In the end, the project was approved after council agreed to include a condition that would require future residents to be provided with a copy of the project’s health risk assessment at the time of lease agreement.
Later in the evening, council approved a second monumental project – ArtCenter College of Design’s 15-year master plan.
According to the city staff’s report, the ambitious plan will increase ArtCenter’s attendance by approximately 5,000 full-time equivalent students and increase faculty/staff from 753, to approximately 994 between the college’s two campuses.
In addition to renovating ArtCenter’s Hillside Campus, the plan also includes a major construction project that will revolutionize the school’s southern campus (located between South Raymond Avenue and South Arroyo Parkway).
Construction will include three 100-foot-tall, eight-story buildings for academic programs and student housing, an elevated open quad area over the Metro Gold Line, and a mobility hub.
Although council approved the master plan unanimously, the project was not immune from a bit of controversy – ArtCenter was also asking for a text amendment to the city’s zoning code to allow outdoor electronic signs, a request which was tabled for further study by the council.
The master plan had hoped to include the installation of a massive 8,000-square-foot digital gallery on the façade of the existing 1111 S. Arroyo Parkway building, but various residents and council members alike felt that allowing electronic signs was a slippery slope for the city.
Finally, past midnight, council voted to place a three-quarter-cent sales tax ballot measure on the Nov. 6 ballot. If approved, the city hopes to create a locally-controlled revenue source to help offset ever-increasing operating costs and millions of dollars of unfunded capital needs.
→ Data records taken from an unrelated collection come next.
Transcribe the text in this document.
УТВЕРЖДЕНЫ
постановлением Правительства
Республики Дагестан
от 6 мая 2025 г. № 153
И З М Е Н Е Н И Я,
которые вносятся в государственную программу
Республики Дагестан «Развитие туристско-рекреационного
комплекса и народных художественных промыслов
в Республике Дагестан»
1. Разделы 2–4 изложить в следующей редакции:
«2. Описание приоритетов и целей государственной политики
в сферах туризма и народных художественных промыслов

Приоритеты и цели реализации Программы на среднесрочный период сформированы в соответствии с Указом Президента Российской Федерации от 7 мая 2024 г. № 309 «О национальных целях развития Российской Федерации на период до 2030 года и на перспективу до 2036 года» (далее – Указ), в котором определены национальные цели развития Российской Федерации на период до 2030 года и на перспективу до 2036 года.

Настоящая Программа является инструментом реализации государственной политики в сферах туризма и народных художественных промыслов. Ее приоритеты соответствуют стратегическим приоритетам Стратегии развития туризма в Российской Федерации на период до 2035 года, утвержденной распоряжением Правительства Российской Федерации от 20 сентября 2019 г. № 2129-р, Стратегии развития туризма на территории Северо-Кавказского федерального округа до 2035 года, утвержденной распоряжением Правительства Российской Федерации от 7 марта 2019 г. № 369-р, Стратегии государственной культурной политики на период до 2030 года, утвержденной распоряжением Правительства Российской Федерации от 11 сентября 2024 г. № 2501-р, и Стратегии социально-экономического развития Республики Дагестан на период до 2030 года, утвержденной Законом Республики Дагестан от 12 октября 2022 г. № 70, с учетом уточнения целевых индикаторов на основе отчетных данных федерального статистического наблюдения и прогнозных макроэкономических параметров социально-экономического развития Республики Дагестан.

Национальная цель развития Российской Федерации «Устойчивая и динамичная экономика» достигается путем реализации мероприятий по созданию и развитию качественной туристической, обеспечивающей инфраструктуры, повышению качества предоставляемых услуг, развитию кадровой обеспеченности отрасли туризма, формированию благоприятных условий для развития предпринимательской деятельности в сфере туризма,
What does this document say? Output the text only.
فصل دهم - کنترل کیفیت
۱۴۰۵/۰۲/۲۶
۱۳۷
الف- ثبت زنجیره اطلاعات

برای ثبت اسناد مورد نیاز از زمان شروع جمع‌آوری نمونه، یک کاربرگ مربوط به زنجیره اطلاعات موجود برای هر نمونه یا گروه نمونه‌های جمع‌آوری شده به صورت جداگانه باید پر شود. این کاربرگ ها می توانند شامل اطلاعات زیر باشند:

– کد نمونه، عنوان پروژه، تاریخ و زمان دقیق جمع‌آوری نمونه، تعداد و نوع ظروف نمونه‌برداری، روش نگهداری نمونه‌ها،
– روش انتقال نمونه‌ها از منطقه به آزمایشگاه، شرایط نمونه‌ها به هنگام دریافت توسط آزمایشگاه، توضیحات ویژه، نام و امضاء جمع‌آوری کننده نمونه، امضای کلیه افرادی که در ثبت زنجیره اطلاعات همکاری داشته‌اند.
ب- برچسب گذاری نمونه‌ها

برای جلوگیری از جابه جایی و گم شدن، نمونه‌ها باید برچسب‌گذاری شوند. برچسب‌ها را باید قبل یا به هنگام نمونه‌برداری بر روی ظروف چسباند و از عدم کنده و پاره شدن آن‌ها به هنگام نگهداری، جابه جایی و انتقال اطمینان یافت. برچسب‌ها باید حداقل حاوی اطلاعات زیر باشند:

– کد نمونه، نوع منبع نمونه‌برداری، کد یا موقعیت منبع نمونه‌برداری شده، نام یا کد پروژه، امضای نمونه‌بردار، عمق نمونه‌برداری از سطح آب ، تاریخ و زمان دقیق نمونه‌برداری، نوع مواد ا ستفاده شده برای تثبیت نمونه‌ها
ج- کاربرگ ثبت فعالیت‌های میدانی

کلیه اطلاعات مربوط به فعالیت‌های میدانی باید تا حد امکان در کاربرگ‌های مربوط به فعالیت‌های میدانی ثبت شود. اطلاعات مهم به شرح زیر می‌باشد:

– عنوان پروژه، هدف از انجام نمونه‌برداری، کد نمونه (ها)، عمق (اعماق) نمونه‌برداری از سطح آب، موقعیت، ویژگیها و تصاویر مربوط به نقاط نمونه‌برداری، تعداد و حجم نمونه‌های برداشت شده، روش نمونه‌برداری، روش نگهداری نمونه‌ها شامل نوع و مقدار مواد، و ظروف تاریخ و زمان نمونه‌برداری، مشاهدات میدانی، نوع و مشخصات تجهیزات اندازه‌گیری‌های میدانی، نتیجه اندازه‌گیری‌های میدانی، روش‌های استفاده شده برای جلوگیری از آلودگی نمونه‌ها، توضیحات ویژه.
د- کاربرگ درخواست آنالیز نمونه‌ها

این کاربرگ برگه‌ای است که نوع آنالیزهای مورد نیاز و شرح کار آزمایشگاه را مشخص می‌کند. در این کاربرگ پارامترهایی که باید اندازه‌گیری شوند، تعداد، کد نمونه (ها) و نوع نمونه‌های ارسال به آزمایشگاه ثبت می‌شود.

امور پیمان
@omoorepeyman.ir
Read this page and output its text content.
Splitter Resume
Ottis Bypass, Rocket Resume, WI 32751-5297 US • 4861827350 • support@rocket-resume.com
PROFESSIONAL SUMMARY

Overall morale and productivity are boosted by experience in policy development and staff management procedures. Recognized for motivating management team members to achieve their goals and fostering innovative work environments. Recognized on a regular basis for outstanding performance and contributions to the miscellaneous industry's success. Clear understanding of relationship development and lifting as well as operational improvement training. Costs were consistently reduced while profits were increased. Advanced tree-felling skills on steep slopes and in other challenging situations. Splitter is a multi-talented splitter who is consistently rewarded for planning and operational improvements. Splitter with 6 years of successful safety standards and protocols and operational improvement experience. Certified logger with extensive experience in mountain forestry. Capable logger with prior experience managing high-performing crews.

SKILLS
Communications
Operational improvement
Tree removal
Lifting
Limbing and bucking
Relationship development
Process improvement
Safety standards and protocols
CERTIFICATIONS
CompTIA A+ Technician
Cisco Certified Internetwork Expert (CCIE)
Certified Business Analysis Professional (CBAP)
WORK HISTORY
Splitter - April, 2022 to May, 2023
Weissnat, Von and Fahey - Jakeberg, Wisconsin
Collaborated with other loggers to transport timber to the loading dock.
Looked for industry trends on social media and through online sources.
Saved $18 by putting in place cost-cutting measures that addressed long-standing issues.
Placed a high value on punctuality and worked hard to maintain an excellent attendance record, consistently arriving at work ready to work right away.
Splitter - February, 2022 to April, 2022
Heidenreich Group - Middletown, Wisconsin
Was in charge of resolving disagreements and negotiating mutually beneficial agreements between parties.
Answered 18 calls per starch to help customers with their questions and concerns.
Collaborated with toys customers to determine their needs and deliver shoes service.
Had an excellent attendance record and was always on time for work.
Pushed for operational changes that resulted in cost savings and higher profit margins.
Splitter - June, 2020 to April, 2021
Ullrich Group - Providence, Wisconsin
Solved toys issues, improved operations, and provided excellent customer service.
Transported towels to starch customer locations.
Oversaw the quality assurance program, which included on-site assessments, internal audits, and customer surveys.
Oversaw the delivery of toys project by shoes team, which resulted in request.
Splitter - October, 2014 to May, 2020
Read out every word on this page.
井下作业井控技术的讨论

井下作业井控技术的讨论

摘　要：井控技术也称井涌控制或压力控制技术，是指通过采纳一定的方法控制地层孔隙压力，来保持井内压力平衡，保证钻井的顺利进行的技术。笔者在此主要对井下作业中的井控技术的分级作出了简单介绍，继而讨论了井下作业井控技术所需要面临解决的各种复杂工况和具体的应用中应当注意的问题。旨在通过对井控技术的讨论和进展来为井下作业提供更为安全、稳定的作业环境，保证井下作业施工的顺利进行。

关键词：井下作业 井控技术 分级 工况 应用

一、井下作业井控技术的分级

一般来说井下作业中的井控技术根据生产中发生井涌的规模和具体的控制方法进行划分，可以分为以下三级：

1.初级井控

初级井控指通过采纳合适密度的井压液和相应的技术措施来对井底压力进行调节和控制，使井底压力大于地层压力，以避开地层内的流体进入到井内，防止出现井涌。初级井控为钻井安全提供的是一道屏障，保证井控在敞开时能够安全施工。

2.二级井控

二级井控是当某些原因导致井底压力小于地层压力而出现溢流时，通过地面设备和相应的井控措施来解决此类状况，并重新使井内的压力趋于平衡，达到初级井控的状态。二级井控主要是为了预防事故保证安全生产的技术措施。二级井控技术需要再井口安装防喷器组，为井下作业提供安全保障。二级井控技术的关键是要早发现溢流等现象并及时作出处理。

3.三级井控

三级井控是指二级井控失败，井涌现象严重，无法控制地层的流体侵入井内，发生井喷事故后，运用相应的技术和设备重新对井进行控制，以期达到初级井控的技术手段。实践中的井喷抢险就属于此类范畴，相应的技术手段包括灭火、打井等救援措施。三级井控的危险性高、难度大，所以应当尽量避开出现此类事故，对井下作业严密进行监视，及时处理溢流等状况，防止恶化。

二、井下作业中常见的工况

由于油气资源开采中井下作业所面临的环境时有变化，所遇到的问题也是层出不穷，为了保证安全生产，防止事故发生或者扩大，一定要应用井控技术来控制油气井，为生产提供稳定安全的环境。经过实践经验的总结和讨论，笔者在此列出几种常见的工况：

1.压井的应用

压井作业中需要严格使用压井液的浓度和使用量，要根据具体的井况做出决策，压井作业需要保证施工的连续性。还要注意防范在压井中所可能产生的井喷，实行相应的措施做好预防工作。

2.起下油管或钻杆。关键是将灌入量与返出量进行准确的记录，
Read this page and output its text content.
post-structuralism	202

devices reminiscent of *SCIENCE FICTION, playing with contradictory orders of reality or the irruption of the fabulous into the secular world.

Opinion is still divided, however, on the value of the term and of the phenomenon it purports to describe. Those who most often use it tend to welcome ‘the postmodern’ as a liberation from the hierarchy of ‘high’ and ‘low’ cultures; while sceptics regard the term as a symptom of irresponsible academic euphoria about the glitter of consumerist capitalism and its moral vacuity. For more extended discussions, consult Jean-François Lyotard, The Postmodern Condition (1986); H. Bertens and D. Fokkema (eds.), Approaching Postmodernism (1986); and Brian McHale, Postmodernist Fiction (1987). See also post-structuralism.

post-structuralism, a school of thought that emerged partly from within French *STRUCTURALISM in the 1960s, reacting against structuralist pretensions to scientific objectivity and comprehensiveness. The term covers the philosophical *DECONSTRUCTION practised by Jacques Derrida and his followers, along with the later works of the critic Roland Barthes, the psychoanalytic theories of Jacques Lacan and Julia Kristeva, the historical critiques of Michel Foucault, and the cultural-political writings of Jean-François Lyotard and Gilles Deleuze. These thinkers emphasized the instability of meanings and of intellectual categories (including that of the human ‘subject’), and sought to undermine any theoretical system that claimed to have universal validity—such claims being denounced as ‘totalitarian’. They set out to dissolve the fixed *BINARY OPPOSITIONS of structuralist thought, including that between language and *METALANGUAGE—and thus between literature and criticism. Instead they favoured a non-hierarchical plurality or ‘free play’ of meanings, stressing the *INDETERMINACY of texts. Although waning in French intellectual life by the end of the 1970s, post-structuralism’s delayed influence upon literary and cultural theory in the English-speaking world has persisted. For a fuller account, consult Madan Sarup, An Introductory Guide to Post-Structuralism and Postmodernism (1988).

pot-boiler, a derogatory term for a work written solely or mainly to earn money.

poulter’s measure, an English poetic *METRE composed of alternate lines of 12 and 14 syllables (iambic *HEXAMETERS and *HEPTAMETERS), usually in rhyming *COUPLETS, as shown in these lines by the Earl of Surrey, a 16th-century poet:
According to the staff report, the sales tax would provide approximately $21 million annually.
The ballot would also include an advisory measure asking citizens whether they would support using one-third of the measure’s revenue to help fund Pasadena’s public schools.
Following brief deliberation, given the late hour, council approved the measure without opposition.
“I’m normally not supportive of a tax in general,” said Council Member Hampton, “but I believe in you [City Manager] Steve Mermell … you’ve been doing your darnedest to balance the budget.”
“To the voters, let us know what you think,” said Vice-Mayor John Kennedy, “we’ve got to do something because costs continue to rise.”